In questa fase i ragazzi fanno anche più fatica a dormire: «È stato appurato che si verifica un ritardo nel rilascio della melatonina, uno degli ormoni che induce il sonno. La sua concentrazione nel sangue aumenta nelle ore serali, ma nei giovani sembra che inizi ad aver effetto verso mezzanotte: ecco perché i nostri giovani vanno spesso a letto più tardi e hanno più difficoltà a svegliarsi al mattino – continua l’autrice di Quello che i ragazzi non dicono –. Dall’altra parte hanno bisogno di dormire di più, quindi nei weekend recuperano il sonno, rimanendo a letto fino alle undici o più. Sarà bene tenere conto del fatto che questi orari rilassati non sono solo frutto di pigrizia». Ma i genitori spesso fanno fatica a capire i loro sentimenti e il perché dei loro atteggiamenti. Il rischio è di innescare incomprensioni e conflitti. «Gli adolescenti devono essere liberi di sognare, di esplorare e di cadere in piena autonomia – scrive Nan Coosemans –. I genitori hanno il compito di incoraggiare le loro esplorazioni, rispettando al massimo la loro indipendenza, senza mai sostituirsi a loro».

Ne Il Piccolo Principe lo scrittore francese Antoine de Saint-Exupéry ci fa riflettere: «Tutti i grandi sono stati piccoli, ma pochi di essi se ne ricordano». Lo stesso monito vale a maggior ragione per l’adolescenza. Ribadisce Nan Coosemans: «A volte dimentichiamo di metterci nei panni dei nostri figli, e non ricordiamo più come ci comportavamo noi e come vivevamo la nostra fase adolescenziale». Bisogna semplicemente esserci, osservare e ascoltare, far sentire che crediamo in loro, mai giudicare. Ma che fatica! Coosemans dà una serie di consigli pratici per riuscire a sfangarla: allargare gradualmente i loro spazi di autonomia; lasciare che i figli crescano e sperimentino da soli in modo da aumentare autostima e fiducia in se stessi; rispondere tenendo ben presente il loro punto di vista senza offrire soluzioni pronte sul piatto con la saggezza di oggi; non continuare a offrire consigli non richiesti, ma fare sentire gli adolescenti ascoltati e capiti; mai prendere sul personale i pensieri, i sentimenti e le responsabilità dei figli. 

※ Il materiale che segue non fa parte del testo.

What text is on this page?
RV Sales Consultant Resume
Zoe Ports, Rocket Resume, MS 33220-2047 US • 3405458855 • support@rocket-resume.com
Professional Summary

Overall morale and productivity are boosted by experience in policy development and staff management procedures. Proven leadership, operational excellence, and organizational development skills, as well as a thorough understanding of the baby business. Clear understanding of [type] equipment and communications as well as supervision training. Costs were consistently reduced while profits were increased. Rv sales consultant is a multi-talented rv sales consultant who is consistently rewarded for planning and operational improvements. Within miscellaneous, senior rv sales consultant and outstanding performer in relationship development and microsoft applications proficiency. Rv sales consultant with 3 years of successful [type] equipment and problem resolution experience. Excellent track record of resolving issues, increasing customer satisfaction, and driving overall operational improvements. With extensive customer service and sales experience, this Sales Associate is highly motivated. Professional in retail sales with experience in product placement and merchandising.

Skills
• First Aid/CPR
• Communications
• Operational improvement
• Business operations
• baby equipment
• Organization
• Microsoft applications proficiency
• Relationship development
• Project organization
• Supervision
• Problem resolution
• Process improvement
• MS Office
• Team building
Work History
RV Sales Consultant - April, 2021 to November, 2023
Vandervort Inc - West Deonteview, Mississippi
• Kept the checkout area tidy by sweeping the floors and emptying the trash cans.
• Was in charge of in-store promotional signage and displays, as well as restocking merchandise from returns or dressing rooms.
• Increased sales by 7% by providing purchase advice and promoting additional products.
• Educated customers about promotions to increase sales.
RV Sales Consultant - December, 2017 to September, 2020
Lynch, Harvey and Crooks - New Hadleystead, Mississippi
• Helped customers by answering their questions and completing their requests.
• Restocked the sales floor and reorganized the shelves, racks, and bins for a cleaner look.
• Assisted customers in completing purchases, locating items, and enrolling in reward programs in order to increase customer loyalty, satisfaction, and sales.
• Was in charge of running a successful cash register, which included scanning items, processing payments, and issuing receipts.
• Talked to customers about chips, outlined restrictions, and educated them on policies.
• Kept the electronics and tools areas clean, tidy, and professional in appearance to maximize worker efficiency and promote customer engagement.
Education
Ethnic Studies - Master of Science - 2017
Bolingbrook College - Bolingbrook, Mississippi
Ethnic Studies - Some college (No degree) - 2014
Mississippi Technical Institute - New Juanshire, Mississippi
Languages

Ne Il gabbiano Jonathan Livingston di Richard Bach, il giovane Jonathan risponde così alle preoccupazioni della mamma: «Non mi importa se sono penne o ossa, mamma. A me importa soltanto imparare cosa si può fare su per aria». Il gabbiano vuole abbandonare la massa dei comuni gabbiani per i quali il volo è un semplice mezzo per procurarsi il cibo e volare alto nel cielo. Senza farsi condizionare dall’affetto che prova per i genitori, né dalla paura di deluderli. Noi genitori, dobbiamo aiutare i figli a volare. Per traghettarli dall’adolescenza alla vita adulta.